6 Secret Gardens in Paris for a Quiet Break From the City

Condé Nast Traveler


Paris has a leafy little secret: Tucked into grand boulevards, behind museums and churches, and inside hotels are secret gardens in Paris designed as back-to-nature reprieves. Secluded square? Woodsy park? Lush courtyards that look (and smell) more countryside than French capital? If you know where to look, the City of Light brims with verdant escape hatches from city life.

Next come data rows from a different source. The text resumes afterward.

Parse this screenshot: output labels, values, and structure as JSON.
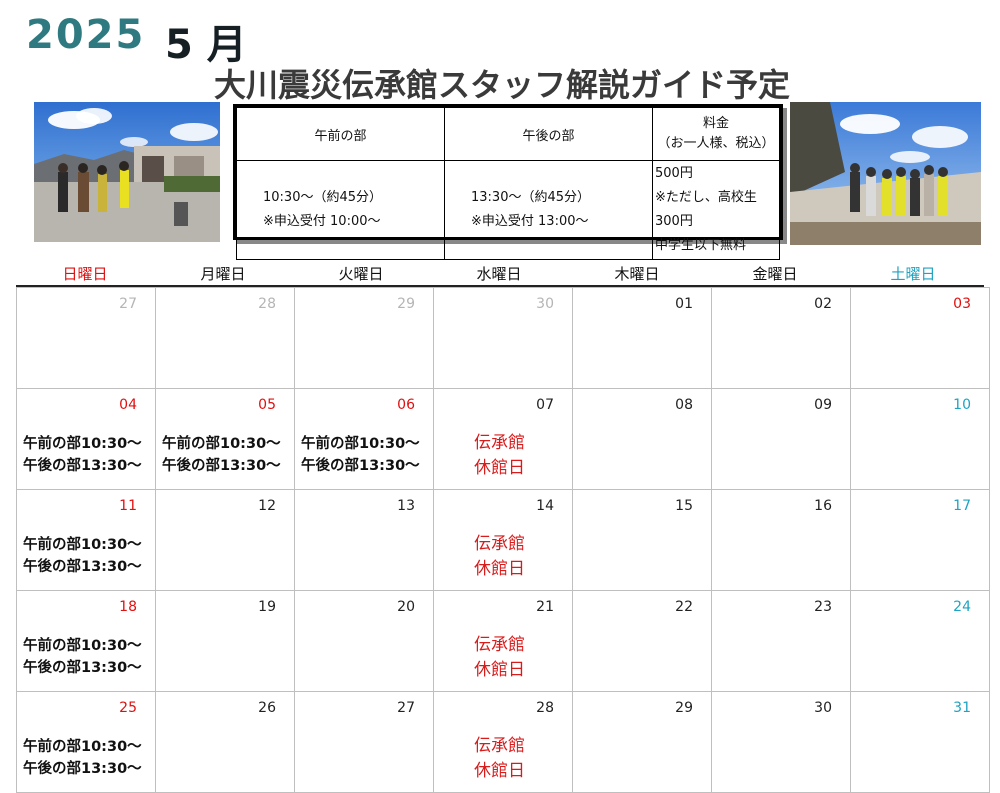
{
  "header": {
    "year": "2025",
    "month": "5 月",
    "title": "大川震災伝承館スタッフ解説ガイド予定"
  },
  "info_table": {
    "headers": [
      "午前の部",
      "午後の部",
      "料金\n（お一人様、税込）"
    ],
    "morning": [
      "10:30～（約45分）",
      "※申込受付 10:00～"
    ],
    "afternoon": [
      "13:30～（約45分）",
      "※申込受付 13:00～"
    ],
    "fee": [
      "500円",
      "※ただし、高校生300円",
      "中学生以下無料"
    ]
  },
  "weekdays": [
    "日曜日",
    "月曜日",
    "火曜日",
    "水曜日",
    "木曜日",
    "金曜日",
    "土曜日"
  ],
  "colors": {
    "sunday": "#e01010",
    "saturday": "#1fa3c2",
    "year": "#2e7a80",
    "closed": "#d81c1c"
  },
  "labels": {
    "morning_session": "午前の部10:30～",
    "afternoon_session": "午後の部13:30～",
    "closed_line1": "伝承館",
    "closed_line2": "休館日"
  },
  "weeks": [
    [
      {
        "day": "27",
        "type": "prev"
      },
      {
        "day": "28",
        "type": "prev"
      },
      {
        "day": "29",
        "type": "prev"
      },
      {
        "day": "30",
        "type": "prev"
      },
      {
        "day": "01",
        "type": "norm"
      },
      {
        "day": "02",
        "type": "norm"
      },
      {
        "day": "03",
        "type": "sun"
      }
    ],
    [
      {
        "day": "04",
        "type": "sun",
        "guide": true
      },
      {
        "day": "05",
        "type": "sun",
        "guide": true
      },
      {
        "day": "06",
        "type": "sun",
        "guide": true
      },
      {
        "day": "07",
        "type": "norm",
        "closed": true
      },
      {
        "day": "08",
        "type": "norm"
      },
      {
        "day": "09",
        "type": "norm"
      },
      {
        "day": "10",
        "type": "sat"
      }
    ],
    [
      {
        "day": "11",
        "type": "sun",
        "guide": true
      },
      {
        "day": "12",
        "type": "norm"
      },
      {
        "day": "13",
        "type": "norm"
      },
      {
        "day": "14",
        "type": "norm",
        "closed": true
      },
      {
        "day": "15",
        "type": "norm"
      },
      {
        "day": "16",
        "type": "norm"
      },
      {
        "day": "17",
        "type": "sat"
      }
    ],
    [
      {
        "day": "18",
        "type": "sun",
        "guide": true
      },
      {
        "day": "19",
        "type": "norm"
      },
      {
        "day": "20",
        "type": "norm"
      },
      {
        "day": "21",
        "type": "norm",
        "closed": true
      },
      {
        "day": "22",
        "type": "norm"
      },
      {
        "day": "23",
        "type": "norm"
      },
      {
        "day": "24",
        "type": "sat"
      }
    ],
    [
      {
        "day": "25",
        "type": "sun",
        "guide": true
      },
      {
        "day": "26",
        "type": "norm"
      },
      {
        "day": "27",
        "type": "norm"
      },
      {
        "day": "28",
        "type": "norm",
        "closed": true
      },
      {
        "day": "29",
        "type": "norm"
      },
      {
        "day": "30",
        "type": "norm"
      },
      {
        "day": "31",
        "type": "sat"
      }
    ]
  ]
}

Why all of the greenery? In 1850, when Napoleon III reconfigured Vieux Paris into the elegant city we know today, he tapped George-Eugène Haussmann to construct statement-making boulevards and stone edifices as well as public parks to act as “lungs” for the city. Centuries-old woodlands and royal hunting grounds were transformed into rambling green spaces at the four points bordering the city, and dozens of smaller squares and gardens were built within the 20 arrondissements. Over the decades, French leaders have added more green space. Paris now boasts more than 400 gardens and parks, woods, and squares—and has plans to become Europe’s greenest city by 2030. Here are a few secret gardens in Paris and foliage-forward hideaways in the city.

A version of this article originally appeared in Architectural Digest.

Hôtel Particulier Montmartre, 18th arrondissement

In Montmartre, off of Avenue Junot near the Sacré Cœur, the former home of the Hermès family has been recast into a five-suite hotel with old-world charm. A highlight of Hôtel Particulier is the massive wraparound garden designed by Louis Benech, the architect of the Jardin des Tuileries. During the summer, the Grand Salon restaurant moves outside to wrought-iron tables under the shade of magnolia and ivy-kissed sycamore maple trees. Surrounded by hot pink Daphne odora, golden St. John’s Wort, and a crew of roving chickens (plus the clank of pétanque balls; Club Lepic Abbesses Pétanque is next door), diners enjoy classic house-made dishes (using only French products), and a scene that channels the 19th century. Lunch, dinner, and a classic tea are served daily.

Lunch, dinner, and a classic tea are served daily in the gardens of Montmartre’s Hôtel Particulier.

Photo: Raphael Metivet

La Vallée Suisse, 8th arrondissement

Sitting quietly off the Champs-Élysées on Avenue Franklin Delano Roosevelt, within one of the most trafficked parts of Paris, is a 1.7-acre idyll of twisted vines and stone archways set off by lemon trees, evergreens, maples, bamboo, lilacs, overgrown ivy, and a Seine-fed pond with a waterfall. Constructed by Haussmann-era engineer Jean-Charles Adolphe Alphand, the garden is a 19th-century time capsule. It has perfect benches to read, nap, or daydream on.

Garden at Hôtel-Dieu, 4th arrondissement

Hospitals are not likely locations for wowza gardens. But, on Île de la Cité, the ancient hospital Hôtel-Dieu (established in 651 CE) has a formal garden of symmetrically sculpted boxwoods flecked with pink geraniums, impatiens, and Indian roses concealed within a Romanesque arched courtyard. The wow factor is twofold—the garden itself, and the fact that this serene, lost-in-time spot is next to the tourist-filled Notre-Dame Cathedral.